The problems often begin when a colon is wiped clean by antibiotics. Now
C. diff
has a chance to gain a foothold. As careful as hospitals try to be,
C. diff
spores are everywhere. And certain conditions in the colon make it easier for
C. diff
to thrive. Diverticuli are pockets along the colon wall, often created by chronic constipation. Like this: If the muscles of the colon have to push hard to move waste along and there’s a weak spot in the wall, the matter will follow the path of least resistance. The weak spot will balloon outward and form a small pocket.
C. diff
spores seed the pockets.
Eighty percent of the time, antibiotics clear up a
C. diff
infection. Twenty percent of the time, it comes back within a week or two. The
C. diff
entrenched in diverticuli are tough to annihilate; they’re the Al Qaeda of the GI tract, hiding out in inaccessible caves. “Antibiotics are a double-edged sword,” says Khoruts. “They suppress
C. diff
, but they also kill the bacteria that keep it under control.” Every time the patient has a relapse, the chance of another relapse doubles. Infections with
C. diff
kill around sixteen thousand Americans a year.

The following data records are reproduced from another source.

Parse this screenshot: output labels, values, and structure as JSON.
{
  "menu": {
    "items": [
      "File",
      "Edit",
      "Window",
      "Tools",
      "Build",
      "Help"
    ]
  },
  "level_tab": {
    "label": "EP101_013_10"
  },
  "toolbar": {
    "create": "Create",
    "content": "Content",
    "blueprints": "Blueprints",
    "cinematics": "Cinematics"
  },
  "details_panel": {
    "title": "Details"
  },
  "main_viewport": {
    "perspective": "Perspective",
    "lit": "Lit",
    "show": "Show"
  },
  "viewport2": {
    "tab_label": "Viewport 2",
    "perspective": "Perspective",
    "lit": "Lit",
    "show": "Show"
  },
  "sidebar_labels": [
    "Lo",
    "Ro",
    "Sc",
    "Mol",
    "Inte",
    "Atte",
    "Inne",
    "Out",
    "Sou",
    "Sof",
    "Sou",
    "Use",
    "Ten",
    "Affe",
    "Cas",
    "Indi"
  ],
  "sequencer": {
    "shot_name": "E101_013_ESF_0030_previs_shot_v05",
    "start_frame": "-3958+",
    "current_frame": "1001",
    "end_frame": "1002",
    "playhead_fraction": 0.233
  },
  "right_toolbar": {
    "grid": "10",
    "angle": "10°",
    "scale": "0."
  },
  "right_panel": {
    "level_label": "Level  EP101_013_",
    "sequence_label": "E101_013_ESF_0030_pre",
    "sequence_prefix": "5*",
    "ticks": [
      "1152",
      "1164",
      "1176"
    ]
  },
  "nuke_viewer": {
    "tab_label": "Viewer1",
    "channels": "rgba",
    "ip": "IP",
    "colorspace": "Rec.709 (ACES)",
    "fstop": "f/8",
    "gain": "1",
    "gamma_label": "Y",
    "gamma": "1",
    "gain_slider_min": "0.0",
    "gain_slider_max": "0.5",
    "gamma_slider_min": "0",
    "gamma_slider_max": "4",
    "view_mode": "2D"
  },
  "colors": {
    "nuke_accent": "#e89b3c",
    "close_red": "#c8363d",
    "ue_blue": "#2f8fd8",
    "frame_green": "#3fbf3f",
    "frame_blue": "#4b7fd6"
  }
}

Today’s patient has diverticuli that became abscessed. Multiple severe bouts of colitis have caused diarrhea so severe he has had, at times, to be fed intravenously. You wouldn’t guess any of this to look at him now, in the exam room. He has been given Versed, an antianxiety medication. He lies calmly on his side in a blue and white johnny with no pants. There is a heartbreaking vulnerability to people having hospital procedures. They may be CEOs or generals on the outside, but in here they are just patients, docile, hopeful, grateful.
The lights are dim and a stereo plays classical music. Khoruts makes conversation to gauge the sedative’s effects. He’s listening for a quieting of the voice, a slowing of words. “Do you have any pets?”
The room is quiet for a moment. “. . . pets.”
“I think we’re ready to go.”
A nurse brings the bowl with the vials. I ask her if the red color of the caps on the vials signifies biohazard.
“No, just the brown color inside.”
Unless one is watching closely, a fecal transplant looks very much like a colonoscopy. The first thing to appear on the video monitor is a careering fish-eye view of the exam room as the scope is pulled from its holder and carried over to the bed. If you are young enough to be unfamiliar with a colonoscope, I invite you to picture a bartender’s soda gun: the long, flexible black tube, the controls mounted on a handheld head. Where the bartender has buttons for soda water and cola, Khoruts can choose between carbon dioxide, for inflating the colon so he can see it better, and saline, for rinsing away remnants of an “inadequate prep.”